Fin du dialogue. Callas a, de rage, porté un coup de genou au bas-ventre du directeur et le couvre d'insultes devant les témoins alarmés par le remue-ménage. Bye bye Brésil: à leur retour à leur hôtel, les Meneghini trouvent deux billets d'avion. Le vol du retour quitte Rio deux heures plus tard! Callas a obtenu néanmoins qu'on lui paye deux cachets pour Tosca. Si, en toute objectivité, Renata Tebaldi n'est pour rien dans cet évincement, Callas ne le lui pardonnera pas.

La très médiatique querelle Tebaldi-Callas, celle qui sera largement relatée par la presse, naîtra bientôt, argumentée par la passion et alimentée par la haine de deux clans de fans. De retour en Italie, Callas reprend Traviata à Bergame, Norma et les Puritains à Catane.
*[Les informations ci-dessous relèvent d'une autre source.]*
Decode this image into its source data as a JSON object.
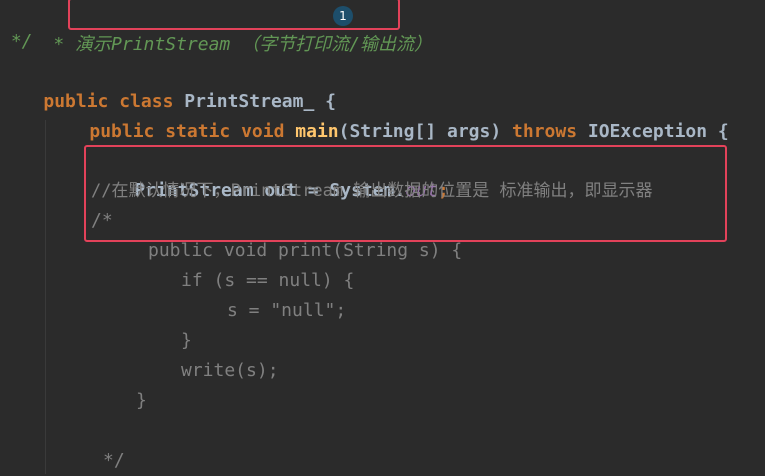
{
  "code": {
    "line1": {
      "star": "* ",
      "prefix": "演示",
      "name": "PrintStream",
      "suffix": " （字节打印流/输出流）"
    },
    "line2": " */",
    "line3": {
      "kw1": "public class ",
      "cls": "PrintStream_",
      "rest": " {"
    },
    "line4": {
      "kw1": "public static void ",
      "fn": "main",
      "params": "(String[] args) ",
      "kw2": "throws ",
      "exc": "IOException",
      "rest": " {"
    },
    "line5": {
      "type": "PrintStream out = System.",
      "field": "out",
      "semi": ";"
    },
    "line6": "//在默认情况下，PrintStream 输出数据的位置是 标准输出，即显示器",
    "line7": "/*",
    "line8": "public void print(String s) {",
    "line9": "if (s == null) {",
    "line10": "s = \"null\";",
    "line11": "}",
    "line12": "write(s);",
    "line13": "}",
    "line14": "*/"
  },
  "cursor": {
    "badge": "1"
  },
  "colors": {
    "background": "#2b2b2b",
    "keyword": "#cc7832",
    "method": "#ffc66d",
    "doc_comment": "#629755",
    "comment": "#808080",
    "field": "#9876aa",
    "highlight_box": "#e3425a"
  }
}
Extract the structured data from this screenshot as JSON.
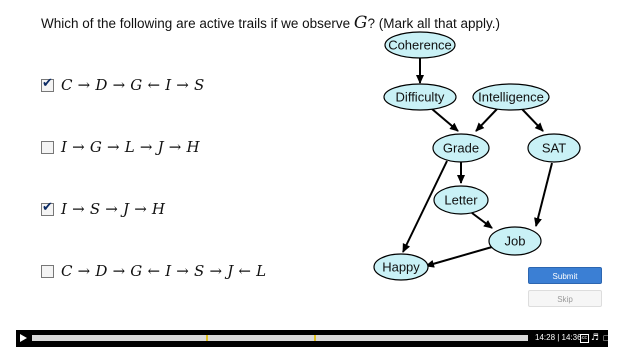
{
  "question": {
    "prefix": "Which of the following are active trails if we observe",
    "variable": "G",
    "suffix": "? (Mark all that apply.)"
  },
  "options": [
    {
      "text": "C → D → G ← I → S",
      "checked": true
    },
    {
      "text": "I → G → L → J → H",
      "checked": false
    },
    {
      "text": "I → S → J → H",
      "checked": true
    },
    {
      "text": "C → D → G ← I → S → J ← L",
      "checked": false
    }
  ],
  "diagram": {
    "fill_color": "#c9f1f6",
    "nodes": {
      "coherence": "Coherence",
      "difficulty": "Difficulty",
      "intelligence": "Intelligence",
      "grade": "Grade",
      "sat": "SAT",
      "letter": "Letter",
      "job": "Job",
      "happy": "Happy"
    }
  },
  "buttons": {
    "submit": "Submit",
    "skip": "Skip"
  },
  "player": {
    "time": "14:28 | 14:36",
    "cc_label": "cc",
    "icons": [
      "play-icon",
      "closed-captions-icon",
      "volume-icon",
      "expand-icon",
      "fullscreen-icon"
    ],
    "progress": 0.99
  }
}
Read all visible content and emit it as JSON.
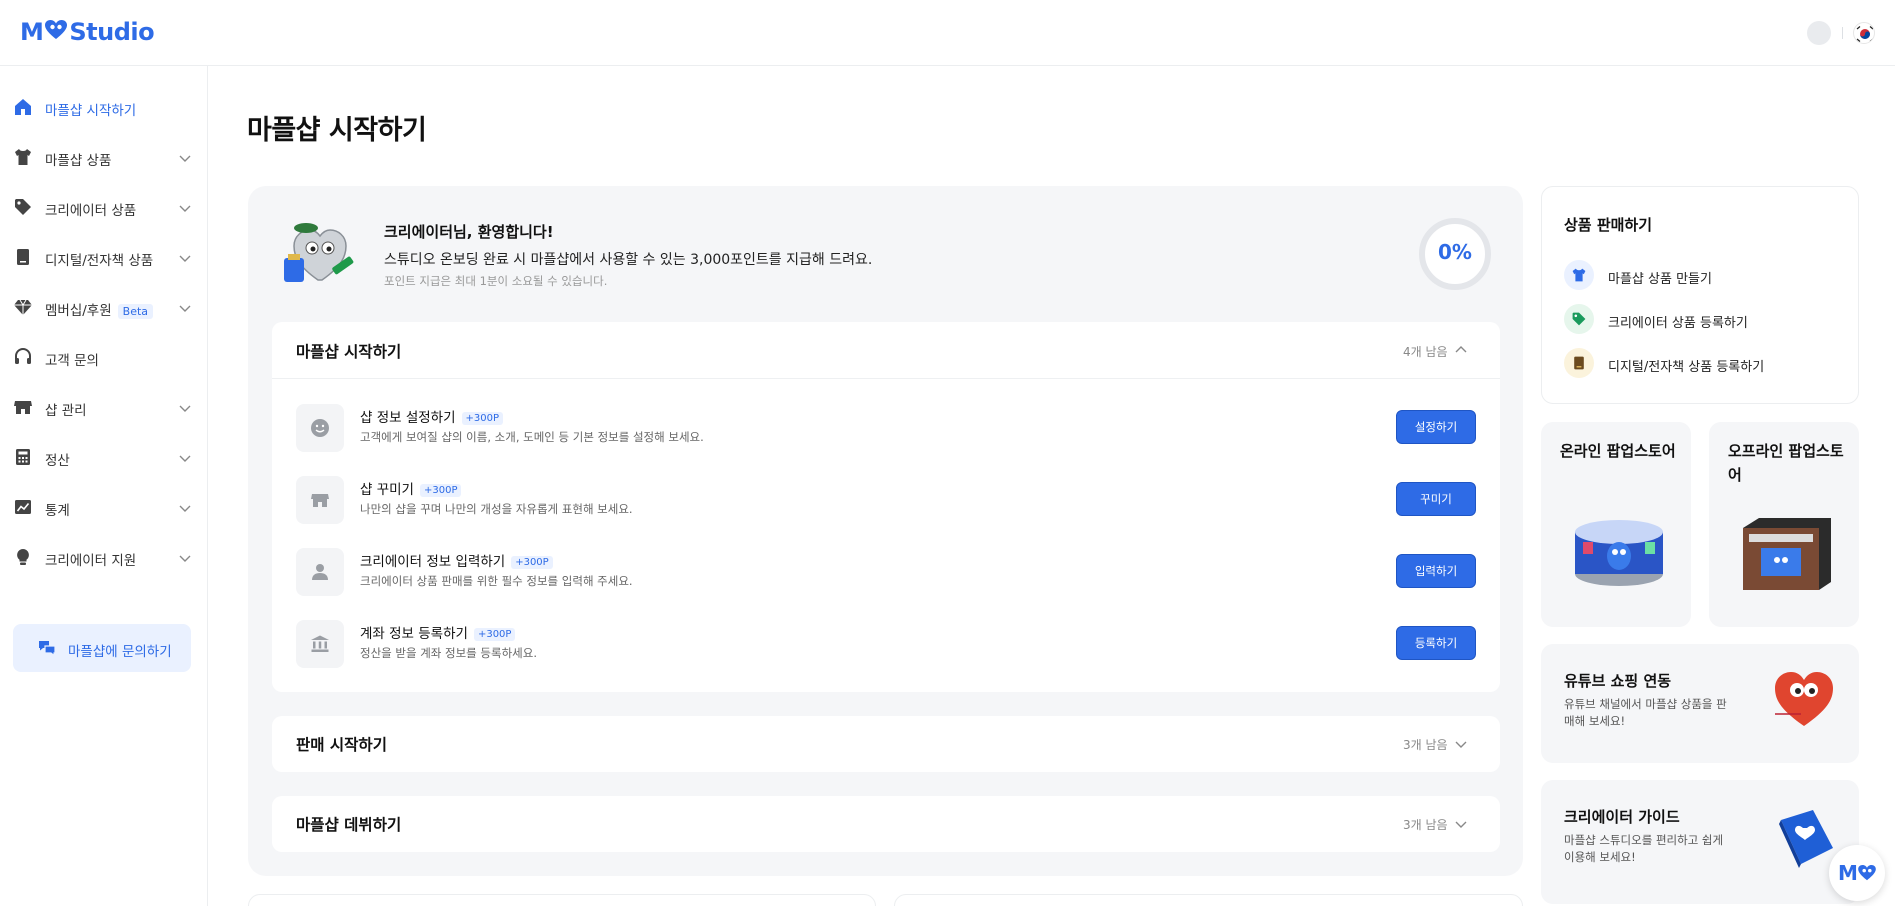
{
  "app": {
    "logo_text_left": "M",
    "logo_text_right": "Studio"
  },
  "sidebar": {
    "items": [
      {
        "label": "마플샵 시작하기",
        "icon": "home-icon",
        "active": true
      },
      {
        "label": "마플샵 상품",
        "icon": "tshirt-icon"
      },
      {
        "label": "크리에이터 상품",
        "icon": "tag-icon"
      },
      {
        "label": "디지털/전자책 상품",
        "icon": "ebook-icon"
      },
      {
        "label": "멤버십/후원",
        "icon": "diamond-icon",
        "badge": "Beta"
      },
      {
        "label": "고객 문의",
        "icon": "headset-icon"
      },
      {
        "label": "샵 관리",
        "icon": "store-icon"
      },
      {
        "label": "정산",
        "icon": "calculator-icon"
      },
      {
        "label": "통계",
        "icon": "chart-icon"
      },
      {
        "label": "크리에이터 지원",
        "icon": "bulb-icon"
      }
    ],
    "inquiry_label": "마플샵에 문의하기"
  },
  "main": {
    "page_title": "마플샵 시작하기",
    "welcome": {
      "title": "크리에이터님, 환영합니다!",
      "desc": "스튜디오 온보딩 완료 시 마플샵에서 사용할 수 있는 3,000포인트를 지급해 드려요.",
      "note": "포인트 지급은 최대 1분이 소요될 수 있습니다.",
      "progress": "0%",
      "progress_value": 0
    },
    "sections": [
      {
        "title": "마플샵 시작하기",
        "remaining": "4개 남음",
        "expanded": true,
        "tasks": [
          {
            "title": "샵 정보 설정하기",
            "badge": "+300P",
            "desc": "고객에게 보여질 샵의 이름, 소개, 도메인 등 기본 정보를 설정해 보세요.",
            "button": "설정하기",
            "icon": "smile-icon"
          },
          {
            "title": "샵 꾸미기",
            "badge": "+300P",
            "desc": "나만의 샵을 꾸며 나만의 개성을 자유롭게 표현해 보세요.",
            "button": "꾸미기",
            "icon": "store-icon"
          },
          {
            "title": "크리에이터 정보 입력하기",
            "badge": "+300P",
            "desc": "크리에이터 상품 판매를 위한 필수 정보를 입력해 주세요.",
            "button": "입력하기",
            "icon": "person-icon"
          },
          {
            "title": "계좌 정보 등록하기",
            "badge": "+300P",
            "desc": "정산을 받을 계좌 정보를 등록하세요.",
            "button": "등록하기",
            "icon": "bank-icon"
          }
        ]
      },
      {
        "title": "판매 시작하기",
        "remaining": "3개 남음",
        "expanded": false
      },
      {
        "title": "마플샵 데뷔하기",
        "remaining": "3개 남음",
        "expanded": false
      }
    ]
  },
  "right": {
    "sell": {
      "title": "상품 판매하기",
      "items": [
        {
          "label": "마플샵 상품 만들기",
          "icon": "tshirt-icon",
          "color": "#2e6be6"
        },
        {
          "label": "크리에이터 상품 등록하기",
          "icon": "tag-icon",
          "color": "#1a9a5c"
        },
        {
          "label": "디지털/전자책 상품 등록하기",
          "icon": "ebook-icon",
          "color": "#6b4a1e"
        }
      ]
    },
    "popup": [
      {
        "title": "온라인 팝업스토어"
      },
      {
        "title": "오프라인 팝업스토어"
      }
    ],
    "youtube": {
      "title": "유튜브 쇼핑 연동",
      "desc": "유튜브 채널에서 마플샵 상품을 판매해 보세요!"
    },
    "guide": {
      "title": "크리에이터 가이드",
      "desc": "마플샵 스튜디오를 편리하고 쉽게 이용해 보세요!"
    },
    "fab_label": "M"
  },
  "colors": {
    "accent": "#2e6be6",
    "accent_light": "#eaf1ff",
    "panel": "#f5f6f8"
  }
}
" S'il a besoin de vous, c'est la meilleure brosse à reluire de la terre. S'il n'a plus besoin de vous, il vous jette sans pitié. " Callas n'aimait pas plus Ghiringhelli que Ghiringhelli n'aimait Callas. Homme froid, manipulateur de talents aussi bien que des circonstances, le surintendant de la Scala (de 1945 à 1972) avait une qualité : sentir le vent. S'assurer les services de Callas ne procédait en rien d'une reconnaissance artistique mais bien du calcul et du flair médiatique. Le suspense doit satisfaire la raison et les nerfs, et après avoir résisté à Callas plusieurs années, Ghiringhelli ne désirait pas se mettre à dos la foule grandissante de ses admirateurs. Dès l'entrée officielle de Callas à la Scala, elle et Ghiringhelli se livrent une bataille quotidienne que le directeur perd immanquablement et qui coûte au théâtre énormément d'argent. Quelques jours après son vingt-huitième anniversaire, Callas triomphe dans les Vêpres siciliennes à la Scala le 7 décembre sous la direction de Victor de Sabata. Elle est une artiste désormais établie à Milan, et le contrat que Ghiringhelli lui propose stipule qu'avant l'été elle doit chanter dans Norma, l'Enlèvement au sérail et Don Carlos. Avant cela, elle interprète, le 29 décembre à Parme, une unique Traviata, le rôle qu'elle désire par-dessus tout chanter à Milan et qui pourrait remplacer avantageusement Don Carlos.